“I can now see myself crossing the stage once again with a Bachelor of Communications degree majoring in Journalism and Digital Media.” (PHOTO COURTESY: Hajar Al Khouzaii)

In 2015, I graduated from the University of Calgary with a bachelor of arts degree majoring in political science and minoring in philosophy. I was accepted into Bond University in Australia for a JD in law that same year. 

However, a week before the first semester began, I decided not to pursue law school and instead apply to get my master’s degree in military and strategic studies at the University of Calgary. But unfortunately, I needed a specific GPA grade to get accepted.

One day, one of my professors sat with me and advised me to go back to school. He told me I could do another bachelor’s degree, which would only take two years to finish since I already held one degree.

 I will never forget that moment, I lost my confidence completely because of it. The problem wasn’t the thought of going back to school, but I kept thinking, did my previous years of education go to waste?  

I couldn’t accept the idea of doing another undergraduate degree. The loss of my confidence blinded me and turned me into a hopeless individual who no longer believed in herself. For a few years, I had an internal fight with myself. The economy had collapsed and I couldn’t find meaningful work with my educational background due to all the government organizations requiring years of experience, which I didn’t have.

“A bachelor’s degree in a lot of ways is a type of currency in our world.”

Rachel Doe

As I searched for my next step, I wondered if it was ever too late to get a second degree.

A study done by the University of Arizona says that a second bachelor’s degree is a great step towards career and personal development. Regardless of that, many people choose to pursue a master’s degree after finishing their bachelor’s degree.

The study states that “a second bachelor’s degree can open up more possibilities for graduates. Although getting a master’s degree may be the first choice for many professionals looking to go back to school, there are many good reasons to opt for a second bachelor’s degree too. Not only does it open up more opportunities for those looking to expand their skill sets or change career trajectories, it also can be an affordable and convenient alternative.”

For a moment I regretted the decision I made of not going to law school, even though it wasn’t my dream career. I thought it was a better option than going back to university for the second time to do a bachelor’s degree. 

For years I kept going from one job to another and kept searching for what I wanted to do to further my education. But eventually, I returned to the idea of getting that second bachelor’s degree.

Rachel Doe, Mount Royal University’s academic advisor for the faculty of arts, says that a secondary bachelor’s can be useful if it’s purposeful.

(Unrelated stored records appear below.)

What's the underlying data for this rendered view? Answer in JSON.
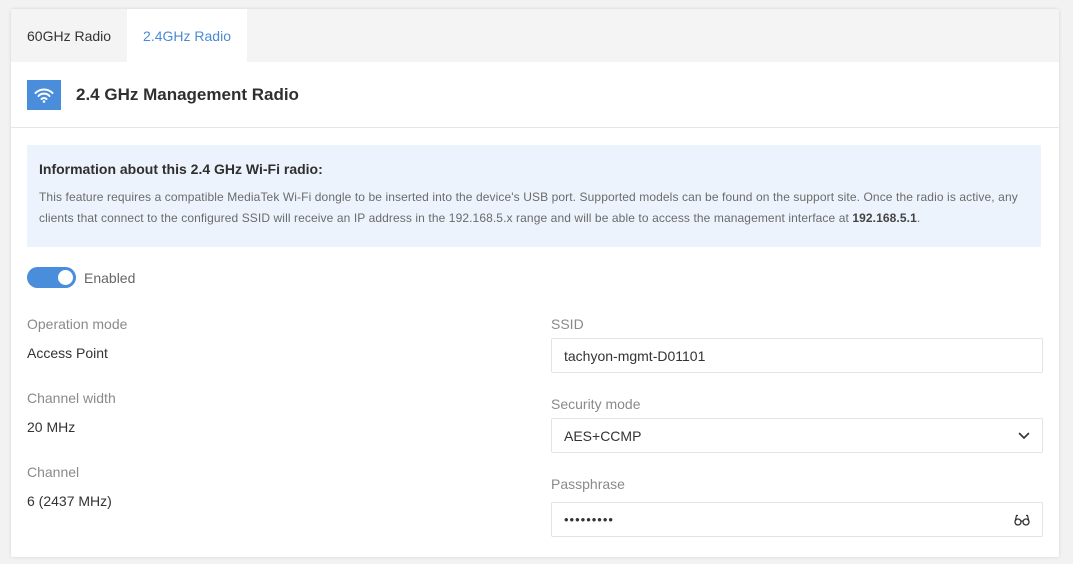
{
  "tabs": [
    {
      "label": "60GHz Radio",
      "active": false
    },
    {
      "label": "2.4GHz Radio",
      "active": true
    }
  ],
  "header": {
    "icon": "wifi-icon",
    "title": "2.4 GHz Management Radio"
  },
  "info": {
    "title": "Information about this 2.4 GHz Wi-Fi radio:",
    "text_part1": "This feature requires a compatible MediaTek Wi-Fi dongle to be inserted into the device's USB port. Supported models can be found on the support site. Once the radio is active, any clients that connect to the configured SSID will receive an IP address in the 192.168.5.x range and will be able to access the management interface at ",
    "text_ip": "192.168.5.1",
    "text_end": "."
  },
  "enabled": {
    "label": "Enabled",
    "value": true
  },
  "fields": {
    "operation_mode": {
      "label": "Operation mode",
      "value": "Access Point"
    },
    "channel_width": {
      "label": "Channel width",
      "value": "20 MHz"
    },
    "channel": {
      "label": "Channel",
      "value": "6 (2437 MHz)"
    },
    "ssid": {
      "label": "SSID",
      "value": "tachyon-mgmt-D01101"
    },
    "security_mode": {
      "label": "Security mode",
      "value": "AES+CCMP",
      "icon": "chevron-down-icon"
    },
    "passphrase": {
      "label": "Passphrase",
      "value": "•••••••••",
      "icon": "glasses-icon"
    }
  },
  "colors": {
    "accent": "#4a8ddb",
    "tab_active_text": "#4a8bd6",
    "info_bg": "#edf3fc"
  }
}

“There are some second bachelors that are important because they provide a credential or a certification to do a certain profession. Second bachelor’s can be useful if you finished one and then you change your direction,” she says. “In some cases, it’s important to do the second because it is going to give you the skills or the certification you need.”

Years may have passed since my first degree, but I’ll be more successful in my education thanks to my age. 

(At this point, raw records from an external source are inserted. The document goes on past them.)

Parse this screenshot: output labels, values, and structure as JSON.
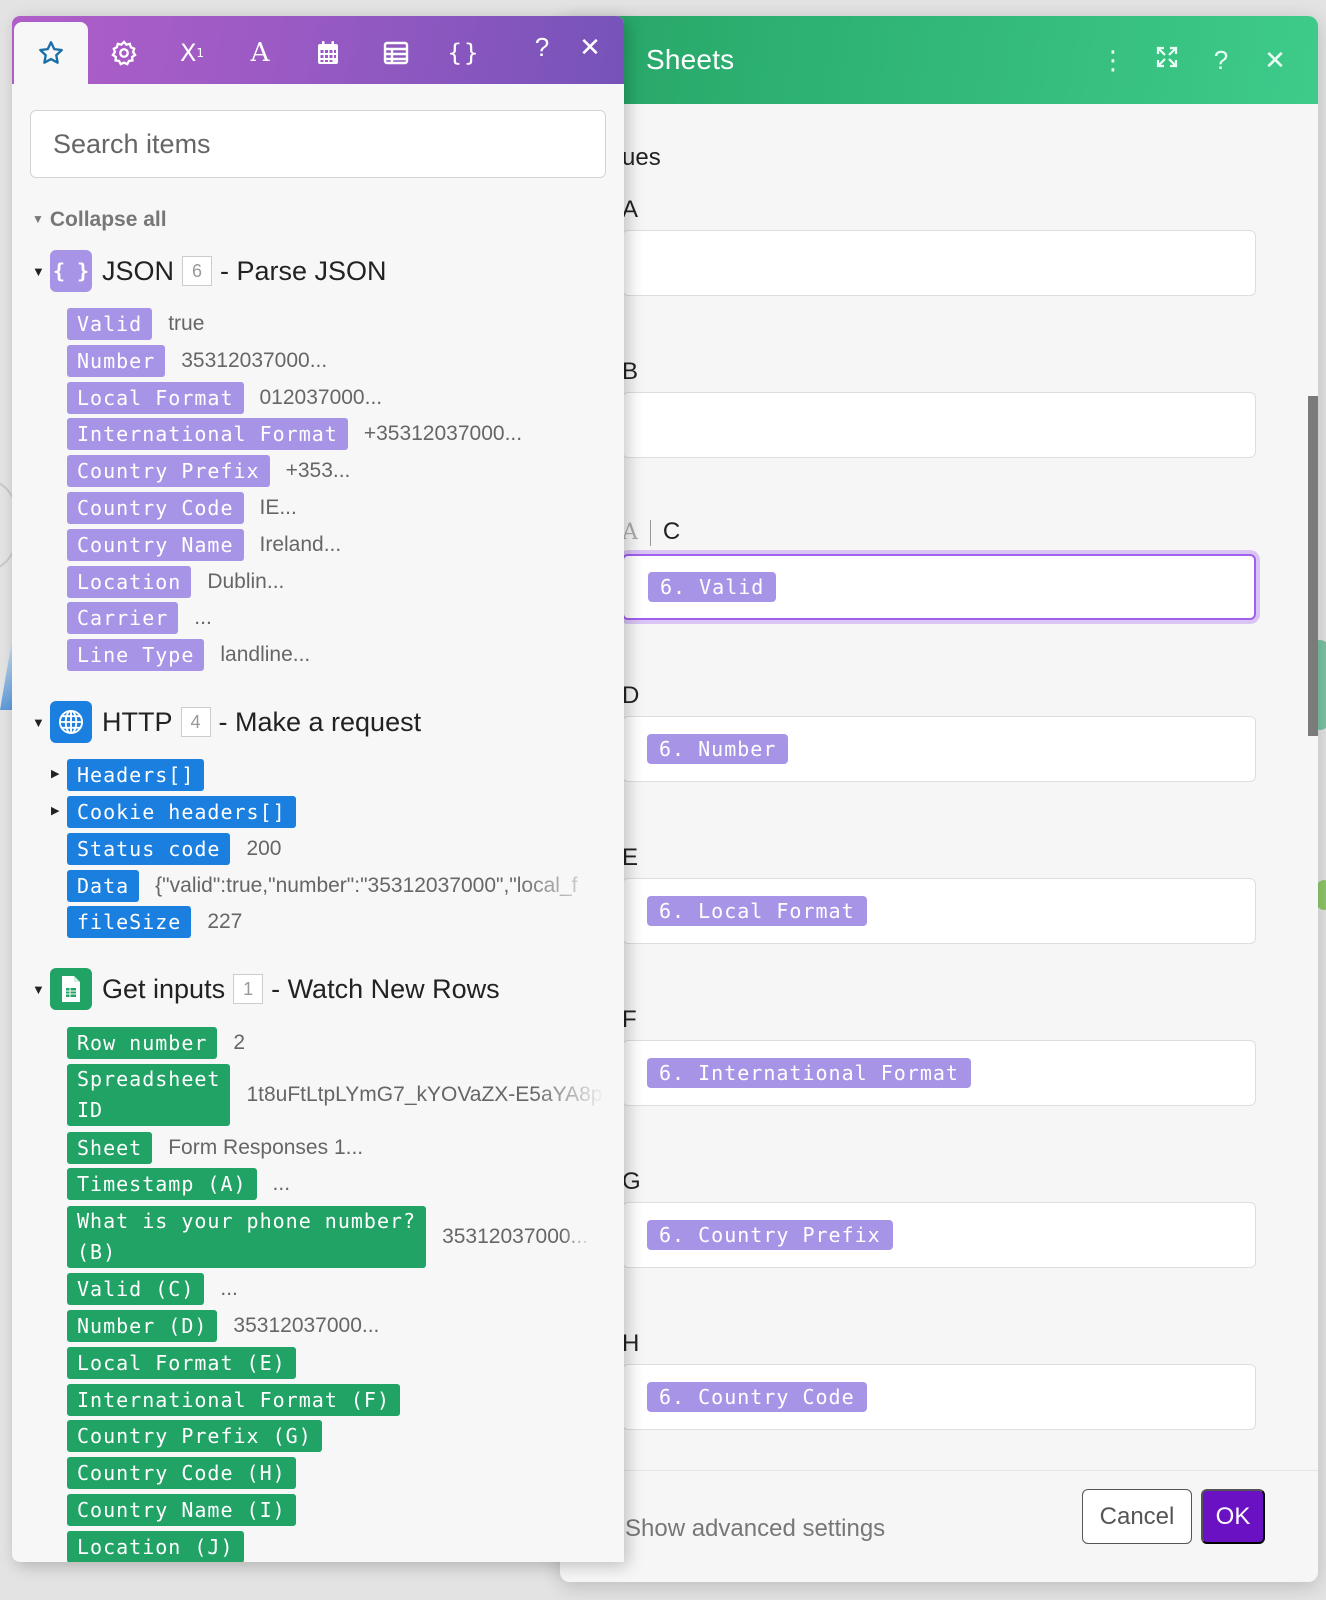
{
  "sheets_dialog": {
    "title": "Sheets",
    "header_icons": [
      "more-vertical-icon",
      "expand-icon",
      "help-icon",
      "close-icon"
    ],
    "section_fragment": "ues",
    "fields": [
      {
        "label": "A",
        "value": null
      },
      {
        "label": "B",
        "value": null
      },
      {
        "label": "C",
        "mode_indicator": "A",
        "value": "6. Valid",
        "active": true
      },
      {
        "label": "D",
        "value": "6. Number"
      },
      {
        "label": "E",
        "value": "6. Local Format"
      },
      {
        "label": "F",
        "value": "6. International Format"
      },
      {
        "label": "G",
        "value": "6. Country Prefix"
      },
      {
        "label": "H",
        "value": "6. Country Code"
      }
    ],
    "footer": {
      "advanced_link": "Show advanced settings",
      "cancel_label": "Cancel",
      "ok_label": "OK"
    },
    "colors": {
      "header_start": "#26a567",
      "header_end": "#3ecb8a",
      "ok_button": "#6a12c3"
    }
  },
  "mapping_panel": {
    "tabs": [
      {
        "icon": "star-icon",
        "active": true
      },
      {
        "icon": "gear-icon"
      },
      {
        "icon": "superscript-icon",
        "text": "X",
        "sup": "1"
      },
      {
        "icon": "text-icon",
        "text": "A"
      },
      {
        "icon": "calendar-icon"
      },
      {
        "icon": "table-icon"
      },
      {
        "icon": "braces-icon",
        "text": "{}"
      }
    ],
    "help_label": "?",
    "close_label": "✕",
    "search_placeholder": "Search items",
    "collapse_all": "Collapse all",
    "modules": [
      {
        "name": "JSON",
        "number": "6",
        "action": "- Parse JSON",
        "icon": "braces-icon",
        "icon_text": "{ }",
        "color": "#a894e6",
        "items": [
          {
            "label": "Valid",
            "value": "true"
          },
          {
            "label": "Number",
            "value": "35312037000..."
          },
          {
            "label": "Local Format",
            "value": "012037000..."
          },
          {
            "label": "International Format",
            "value": "+35312037000..."
          },
          {
            "label": "Country Prefix",
            "value": "+353..."
          },
          {
            "label": "Country Code",
            "value": "IE..."
          },
          {
            "label": "Country Name",
            "value": "Ireland..."
          },
          {
            "label": "Location",
            "value": "Dublin..."
          },
          {
            "label": "Carrier",
            "value": "..."
          },
          {
            "label": "Line Type",
            "value": "landline..."
          }
        ]
      },
      {
        "name": "HTTP",
        "number": "4",
        "action": "- Make a request",
        "icon": "globe-icon",
        "color": "#1b7fe0",
        "items": [
          {
            "label": "Headers[]",
            "value": "",
            "expandable": true
          },
          {
            "label": "Cookie headers[]",
            "value": "",
            "expandable": true
          },
          {
            "label": "Status code",
            "value": "200"
          },
          {
            "label": "Data",
            "value": "{\"valid\":true,\"number\":\"35312037000\",\"local_f"
          },
          {
            "label": "fileSize",
            "value": "227"
          }
        ]
      },
      {
        "name": "Get inputs",
        "number": "1",
        "action": "- Watch New Rows",
        "icon": "google-sheets-icon",
        "color": "#21a366",
        "items": [
          {
            "label": "Row number",
            "value": "2"
          },
          {
            "label_line1": "Spreadsheet",
            "label_line2": "ID",
            "value": "1t8uFtLtpLYmG7_kYOVaZX-E5aYA8p"
          },
          {
            "label": "Sheet",
            "value": "Form Responses 1..."
          },
          {
            "label": "Timestamp (A)",
            "value": "..."
          },
          {
            "label_line1": "What is your phone number?",
            "label_line2": "(B)",
            "value": "35312037000..."
          },
          {
            "label": "Valid (C)",
            "value": "..."
          },
          {
            "label": "Number (D)",
            "value": "35312037000..."
          },
          {
            "label": "Local Format (E)",
            "value": ""
          },
          {
            "label": "International Format (F)",
            "value": ""
          },
          {
            "label": "Country Prefix (G)",
            "value": ""
          },
          {
            "label": "Country Code (H)",
            "value": ""
          },
          {
            "label": "Country Name (I)",
            "value": ""
          },
          {
            "label": "Location (J)",
            "value": ""
          }
        ]
      }
    ]
  }
}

“Older students in a classroom, they’re much more dedicated. Because you have a sense of future that your younger self doesn’t have,” Doe says.

A typical toolkit for journalism students – textbooks and equipment.  (PHOTO COURTESY: Hajar Al Khouzaii)

An article published by Franklin University in Ohio states that oftentimes when employers decide to promote an employee, their educational background plays a major role in the decision making and that a “second bachelor’s degree could be the difference-maker” in that decision. 

Also, according to the study “getting a second degree can take an area that you already know very well and boost your career standing, giving you legitimate credentials to prove your knowledge.”

In the process of deciding what major to take, I found journalism. I’ve always loved writing, current events, and human rights. What better program than journalism?

 I applied, got accepted, and confidently drew out a new plan. Step one: get a bachelor of communication majoring in journalism. Step two: get a master’s degree in journalism, and step three: get my PhD.

A survey done for the Canadian Index of Wellbeing by the University of Waterloo concludes that having a university degree may increase the amount and selection of available job opportunities and it can have a generally positive impact on an individual’s professional and personal lifestyle. 

The same study states that those who have a university education tend to be naturally aware and have an ethical dynamic, and frequently are able to “invest in leisure and culture opportunities.” 

I think to myself, if one bachelor’s degree is capable of opening all these doors, imagine what having two of them can do? 

As Doe explains, “A bachelor’s degree in a lot of ways is a type of currency in our world.” 

With my acceptance letter into the journalism program at Mount Royal University, I gained back my confidence. I can now see myself crossing the stage once again with a bachelor of communication degree majoring in journalism and digital media.

Later, I will cross the stage to get my master’s degree in journalism and have a job within that field and finally, one day, I’ll hold a doctorate.